Abstract:Humans solving algorithmic (or) reasoning problems typically exhibit solution times that grow as a function of problem difficulty. Adaptive recurrent neural networks have been shown to exhibit this property for various language-processing tasks. However, little work has been performed to assess whether such adaptive computation can also enable vision models to extrapolate solutions beyond their training distribution's difficulty level, with prior work focusing on very simple tasks.
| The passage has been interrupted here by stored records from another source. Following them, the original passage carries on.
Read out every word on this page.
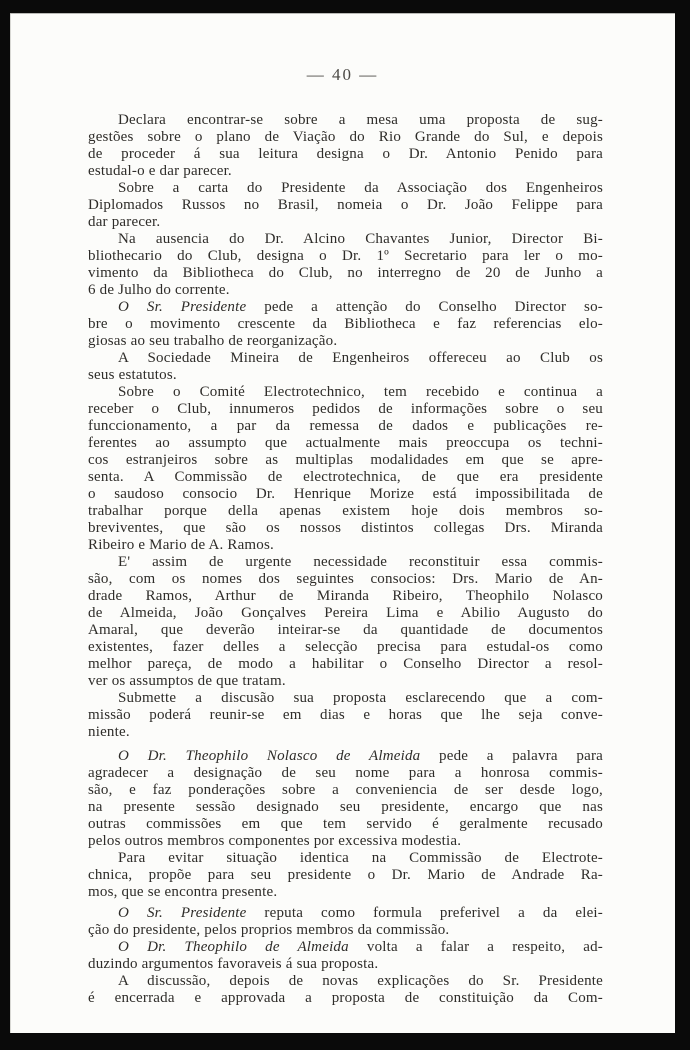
— 40 —

Declara encontrar-se sobre a mesa uma proposta de sug-
gestões sobre o plano de Viação do Rio Grande do Sul, e depois
de proceder á sua leitura designa o Dr. Antonio Penido para
estudal-o e dar parecer.

Sobre a carta do Presidente da Associação dos Engenheiros
Diplomados Russos no Brasil, nomeia o Dr. João Felippe para
dar parecer.

Na ausencia do Dr. Alcino Chavantes Junior, Director Bi-
bliothecario do Club, designa o Dr. 1º Secretario para ler o mo-
vimento da Bibliotheca do Club, no interregno de 20 de Junho a
6 de Julho do corrente.

O Sr. Presidente pede a attenção do Conselho Director so-
bre o movimento crescente da Bibliotheca e faz referencias elo-
giosas ao seu trabalho de reorganização.

A Sociedade Mineira de Engenheiros offereceu ao Club os
seus estatutos.

Sobre o Comité Electrotechnico, tem recebido e continua a
receber o Club, innumeros pedidos de informações sobre o seu
funccionamento, a par da remessa de dados e publicações re-
ferentes ao assumpto que actualmente mais preoccupa os techni-
cos estranjeiros sobre as multiplas modalidades em que se apre-
senta. A Commissão de electrotechnica, de que era presidente
o saudoso consocio Dr. Henrique Morize está impossibilitada de
trabalhar porque della apenas existem hoje dois membros so-
breviventes, que são os nossos distintos collegas Drs. Miranda
Ribeiro e Mario de A. Ramos.

E' assim de urgente necessidade reconstituir essa commis-
são, com os nomes dos seguintes consocios: Drs. Mario de An-
drade Ramos, Arthur de Miranda Ribeiro, Theophilo Nolasco
de Almeida, João Gonçalves Pereira Lima e Abilio Augusto do
Amaral, que deverão inteirar-se da quantidade de documentos
existentes, fazer delles a selecção precisa para estudal-os como
melhor pareça, de modo a habilitar o Conselho Director a resol-
ver os assumptos de que tratam.

Submette a discusão sua proposta esclarecendo que a com-
missão poderá reunir-se em dias e horas que lhe seja conve-
niente.

O Dr. Theophilo Nolasco de Almeida pede a palavra para
agradecer a designação de seu nome para a honrosa commis-
são, e faz ponderações sobre a conveniencia de ser desde logo,
na presente sessão designado seu presidente, encargo que nas
outras commissões em que tem servido é geralmente recusado
pelos outros membros componentes por excessiva modestia.

Para evitar situação identica na Commissão de Electrote-
chnica, propõe para seu presidente o Dr. Mario de Andrade Ra-
mos, que se encontra presente.

O Sr. Presidente reputa como formula preferivel a da elei-
ção do presidente, pelos proprios membros da commissão.

O Dr. Theophilo de Almeida volta a falar a respeito, ad-
duzindo argumentos favoraveis á sua proposta.

A discussão, depois de novas explicações do Sr. Presidente
é encerrada e approvada a proposta de constituição da Com-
In this study, we investigate a critical functional role of such adaptive processing using recurrent neural networks: to dynamically scale computational resources conditional on input requirements that allow for zero-shot generalization to novel difficulty levels not seen during training using two challenging visual reasoning tasks: PathFinder and Mazes. We combine convolutional recurrent neural networks (ConvRNNs) with a learnable halting mechanism based on Graves (2016). We explore various implementations of such adaptive ConvRNNs (AdRNNs) ranging from tying weights across layers to more sophisticated biologically inspired recurrent networks that possess lateral connections and gating. We show that 1) AdRNNs learn to dynamically halt processing early (or late) to solve easier (or harder) problems, 2) these RNNs zero-shot generalize to more difficult problem settings not shown during training by dynamically increasing the number of recurrent iterations at test time. Our study provides modeling evidence supporting the hypothesis that recurrent processing enables the functional advantage of adaptively allocating compute resources conditional on input requirements and hence allowing generalization to harder difficulty levels of a visual reasoning problem without training.